A Prefeitura do Rio anunciou uma nova política de ordenamento urbano para as praias da zona sul, com regras para barracas, quiosques e circulação de pessoas. O plano visa organizar a ocupação do espaço público e garantir acessibilidade.
Rio terá política de ordenamento urbano nas praias da zona sul
A Prefeitura do Rio de Janeiro anunciou uma nova política de ordenamento urbano para as praias da zona sul, como Copacabana, Ipanema e Leblon. O plano estabelece regras para barracas, quiosques e circulação de pessoas, com o objetivo de organizar a ocupação do espaço público e garantir acessibilidade. A implementação será gradual, com consulta pública prevista para os próximos meses.
Como será o novo ordenamento das praias da zona sul
A política de ordenamento urbano nas praias da zona sul do Rio de Janeiro foi apresentada pela Secretaria Municipal de Ordenamento Urbano. O projeto prevê a delimitação de áreas para barracas e quiosques, além de faixas de circulação para pedestres e cadeirantes. Segundo a prefeitura, a medida busca resolver conflitos históricos de ocupação do espaço público.
Regras para barracas e quiosques
As barracas de praia, tradicionais na orla carioca, terão áreas específicas para instalação. Cada barraca deverá seguir um padrão de tamanho e distância da água, além de cumprir normas de higiene e segurança. Os quiosques, por sua vez, serão reorganizados em pontos estratégicos, com permissão para funcionamento até as 22h.
Acessibilidade e circulação
Um dos pilares do novo ordenamento é a garantia de acessibilidade. Serão criadas faixas exclusivas para cadeirantes e pessoas com mobilidade reduzida, ligando os postos salva-vidas aos acessos principais. A prefeitura também prevê a instalação de rampas e sinalização tátil.
Por que o Rio precisa de uma política de ordenamento nas praias
A zona sul do Rio de Janeiro recebe milhões de visitantes por ano, especialmente durante o verão. A concentração de barracas, quiosques e ambulantes gera disputas por espaço e problemas de mobilidade. Em 2025, a prefeitura registrou mais de 300 reclamações sobre obstrução de calçadões e areia.
Impacto no turismo e na economia local
O ordenamento também visa proteger o turismo, setor que responde por cerca de 6% do PIB da cidade (dados da Prefeitura do Rio).

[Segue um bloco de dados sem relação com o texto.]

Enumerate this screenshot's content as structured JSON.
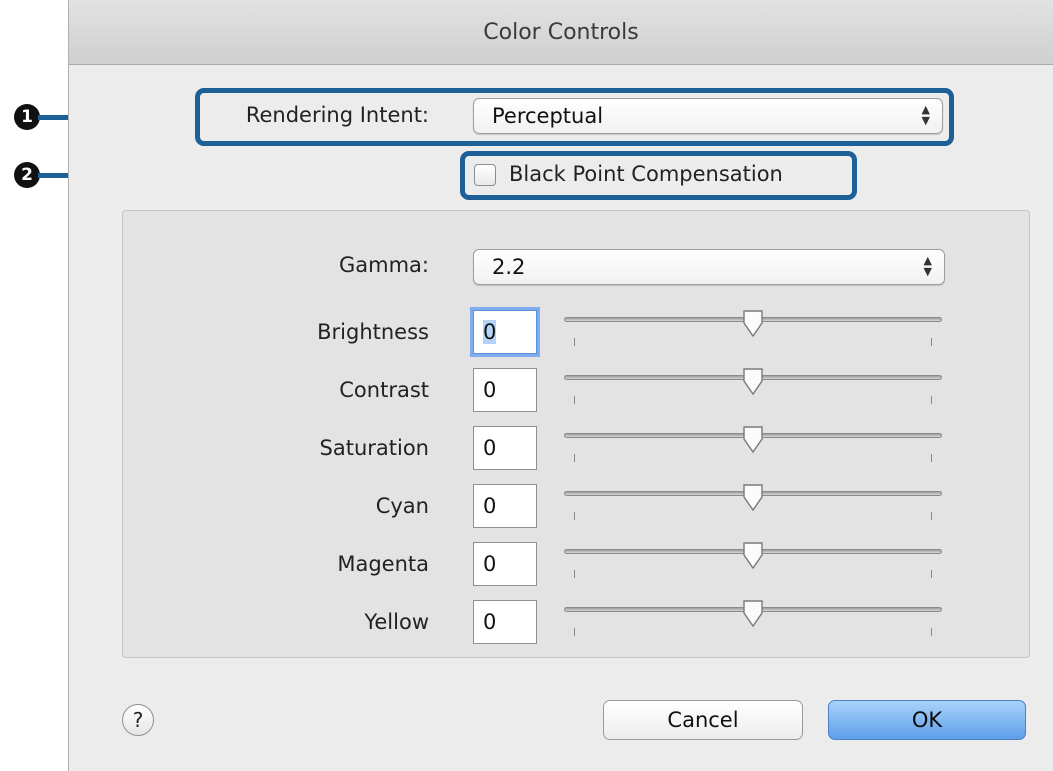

Com regras claras, a expectativa é que o fluxo de visitantes aumente, gerando mais receita para quiosques e comércio local.
Como será a implementação
A implementação será gradual, com início previsto para o segundo semestre de 2026. A prefeitura realizará consultas públicas com moradores, comerciantes e associações de bairro. O projeto-piloto deve começar em Copacabana, seguido por Ipanema e Leblon.
Cronograma previsto
- Julho de 2026: consulta pública em Copacabana
- Agosto de 2026: definição das regras finais
- Setembro de 2026: início da implementação em Copacabana
- Dezembro de 2026: expansão para Ipanema e Leblon
O papel da fiscalização
A fiscalização será feita pela Secretaria Municipal de Ordenamento Urbano, com apoio da Guarda Municipal. As multas para barracas e quiosques irregulares podem chegar a R$ 5 mil, com possibilidade de apreensão de materiais.
Reações e controvérsias
A medida gerou reações divididas. Comerciantes temem perda de clientes com a reorganização, enquanto moradores elogiam a iniciativa. A Associação de Moradores de Ipanema defende que o ordenamento preserve o caráter democrático das praias ordenamento urbano no Rio de Janeiro.
Perguntas Frequentes
Quando começa a nova política de ordenamento nas praias da zona sul?
A implementação está prevista para o segundo semestre de 2026, começando por Copacabana.
Quais praias serão afetadas?
Copacabana, Ipanema e Leblon são as primeiras. A prefeitura avalia expandir para outras praias da zona sul.
Barracas de praia vão acabar?
Não. As barracas serão mantidas, mas com regras mais rígidas de localização e tamanho.
Como participar da consulta pública?
A prefeitura divulgará datas e locais no site oficial. Também haverá formulário online.
O que muda para os ambulantes?
Ambulantes terão áreas específicas para atuação, longe das faixas de circulação.
Haverá aumento de fiscalização?
Sim, com multas de até R$ 5 mil para infratores.